The Community Police Commission, a citizen-body created as the part of consent decree, also has until Oct. 13 to offer its views.
Friday’s motion, which requests oral arguments, heavily rests on the Police Department’s successful completion of 10 key assessments conducted by Bobb. His findings included that the department had made dramatic improvements involving use of force, as well as dealing with people in crisis.
But Bobb, in his report, noted the assessments, while important, “nevertheless do not constitute all the requirements of the Consent Decree.”
He cited questions stemming from the fatal shooting by two white officers of Charleena Lyles, a 30-year-old African-American mother of four, on June 18, and pointed to problems in the chain of command’s ability to identify possible misuse of force and to incorporate “lessons learned” from internal reviews by the department’s Force Review Board (FRB) into training.
In addition, Bobb said his team and the court await the department’s analysis of why blacks and Latinos are “stopped disproportionately and frisked disproportionately.”
The city’s motion asserts the monitor is seeking more than is required, and that reform would continue during a two-year review.
“The parties and the Monitor have spurred reform that goes further than the Consent Decree, but those reforms are not a prerequisite to ‘full and effective compliance,’ ” the motion says. “The ten assessments document SPD’s hard work to reach that milestone. It would be contrary to the letter and spirit of the Decree to move that milestone farther down the road.”
It says the shooting of Lyles has raised questions about the consistent implementation of the department’s crisis-intervention practices.

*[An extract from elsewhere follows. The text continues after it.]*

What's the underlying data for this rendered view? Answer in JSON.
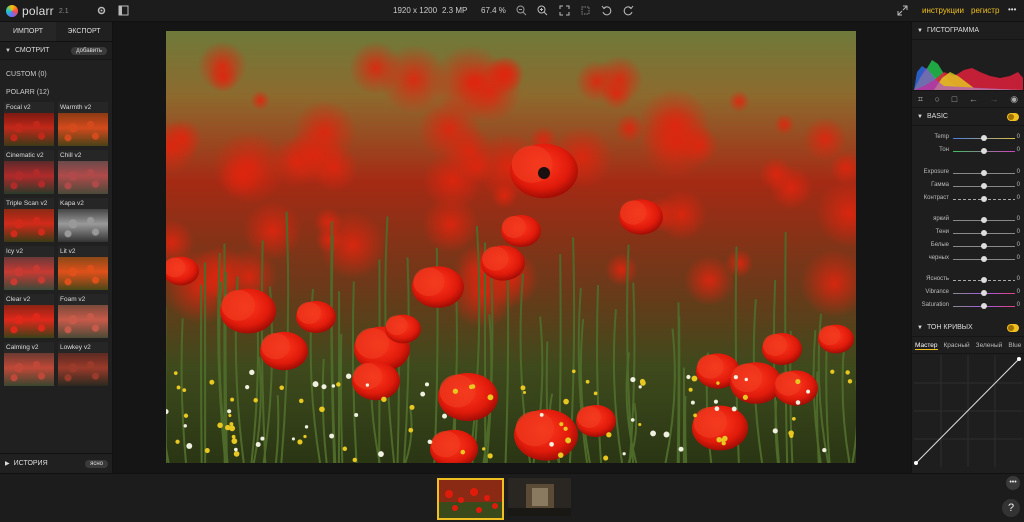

“Those are valid and important questions, questions that no one can fully answer until a thorough investigation is complete,” the motion says.
“The City welcomes the scrutiny of the Monitor, the community, and its own accountability system as it looks for answers,” it adds. “That scrutiny, and the conclusions it yields, will be a crucial part” of the review period if compliance is granted.
Moreover, the city argues, the Police Department has exceeded the consent decree’s requirements by overhauling police-accountability procedures; giving citizens the right to sue for violations of the department’s bias-free policing policy; taking steps just this week to bolster oversight of off-duty employment; and creating a civilian inspector general post with broad powers.
It also says the consent decree could be amended during the review to “ensure even more accountability and transparency,” including language to resolve labor problems with the city’s two police unions.
Before the city submitted its motion, Police Chief Kathleen O’Toole sent an email to her officers on Sept. 8 praising them for their “real, measurable success.”
She also attached a 47-page memorandum from two top aides that asserted the department had met its obligations. “I am requesting that the Mayor’s Office and City Attorney highlight these compelling arguments and conclusions in the City’s response to the Monitor’s filing,” she wrote in the department-wide email.
In a news release Friday, City Attorney Pete Holmes said Seattle has made significant progress on police reform but still has much work to do.
“We will continue to work, through the consent decree and under continued oversight from the Monitor and Court, to sustain the important reforms that have already taken place, build upon them, and implement the City’s recent police-accountability ordinance to ensure that reform will continue long after the end of federal oversight.”
Mayor Tim Burgess called the filing of the motion a “clear signal” that major improvements have been made.
“While we welcome this good news, we will not stop in our efforts to assure that all Seattleites feel safe and secure and have a relationship of trust with their police,” Burgess said.
If the city is found in compliance, it is unclear whether the two-year clock would start running from the point of Robart’s approval, or from the time when the city previously reached compliance with parts of the consent decree over the past five years.